When you let go of having attachments or striving and realize that your thoughts and feelings are not you and that they do not have to control your life, nothing but peace can result. When you realize that you are more and that there is a whole entire life existing before you that you are not living when you are constantly keeping yourself distracted and running from whatever it is you fear (which is most likely stillness and simplicity), turning back to the old way and trying to follow the conditioning of society just feels so empty and unsatisfying in comparison.
This is the lesson that I have been going through these days. Letting go of the battle within myself that still feels guilty for enjoying my life and every moment. To be content to be still and feel the peace and beauty that is all around me and us all, even though many still do not see it. To let myself know that it is absolutely OK to love every bit of life and that gratitude is not a selfish thing. Another big one for me is to be happy even if other people around me are not or may judge me for it.
This blog is a big part of that lesson for me because that is why I created it in the first place. It is my space to find the real me and not be afraid of being her and loving my life, even though it isn’t perfect. I sometimes feel guilty for admitting to myself that I am happy. Happy that I have figured out all of these things at such a young age and that I don’t have to live my life a slave to society or to my mind. I lay in bed at night with such a feeling of gratitude for all that we have together. True, heartfelt gratitude. Even though there are moments of fear and anxiety over raising my kids or disharmony in our home at times, holding gratitude for what is at any moment can only ever bring a feeling of joy and contentment, no matter what is going on on the surface. Recognizing the impermanence of everything in life really helps too. Nothing ever stays the same, even the moments we wish would never end.
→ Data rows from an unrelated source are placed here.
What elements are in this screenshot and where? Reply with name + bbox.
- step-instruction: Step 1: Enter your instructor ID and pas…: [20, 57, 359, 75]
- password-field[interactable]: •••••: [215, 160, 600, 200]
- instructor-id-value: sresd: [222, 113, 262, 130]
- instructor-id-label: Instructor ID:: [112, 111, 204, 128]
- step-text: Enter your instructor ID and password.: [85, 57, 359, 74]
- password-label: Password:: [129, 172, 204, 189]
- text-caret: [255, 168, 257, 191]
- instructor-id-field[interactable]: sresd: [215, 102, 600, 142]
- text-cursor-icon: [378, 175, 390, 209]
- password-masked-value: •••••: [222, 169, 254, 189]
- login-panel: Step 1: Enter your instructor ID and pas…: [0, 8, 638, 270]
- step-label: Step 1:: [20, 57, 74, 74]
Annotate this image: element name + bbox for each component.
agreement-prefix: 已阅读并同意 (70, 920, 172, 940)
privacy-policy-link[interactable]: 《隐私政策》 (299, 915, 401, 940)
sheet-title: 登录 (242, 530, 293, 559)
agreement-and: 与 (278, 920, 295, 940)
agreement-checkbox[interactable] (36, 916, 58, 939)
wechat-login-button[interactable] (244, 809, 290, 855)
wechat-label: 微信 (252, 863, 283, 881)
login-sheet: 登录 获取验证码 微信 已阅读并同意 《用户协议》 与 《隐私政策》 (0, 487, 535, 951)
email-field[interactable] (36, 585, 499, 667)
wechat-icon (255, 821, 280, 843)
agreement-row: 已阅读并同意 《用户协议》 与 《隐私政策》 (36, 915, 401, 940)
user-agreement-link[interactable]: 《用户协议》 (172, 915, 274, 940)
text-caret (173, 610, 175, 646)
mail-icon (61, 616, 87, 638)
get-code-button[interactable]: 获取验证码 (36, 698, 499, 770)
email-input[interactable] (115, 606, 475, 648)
I am human. I contradict myself. I worry. I have fear. I get upset. I question myself. I feel dissatisfaction and discontentment at times. I am ungrateful. My body is not magazine perfect. My kids stress me out. My house gets messy. I overeat. I am lazy. And on and on I could go. I am not perfect and life is not perfect, but I like to think of myself and my life as perfectly imperfect. What is the point of neglecting and resisting our humanness and accepting the entirety of our being? We are all human and we are all loveable as we are, at any moment. Life is worth living no matter who you are or what you are going through. Why choose to compare yourself to others and live with discontent? When you stop to slow down, ask yourself those questions and reflect upon the possibility of letting go and accepting who you are, well… just see what happens.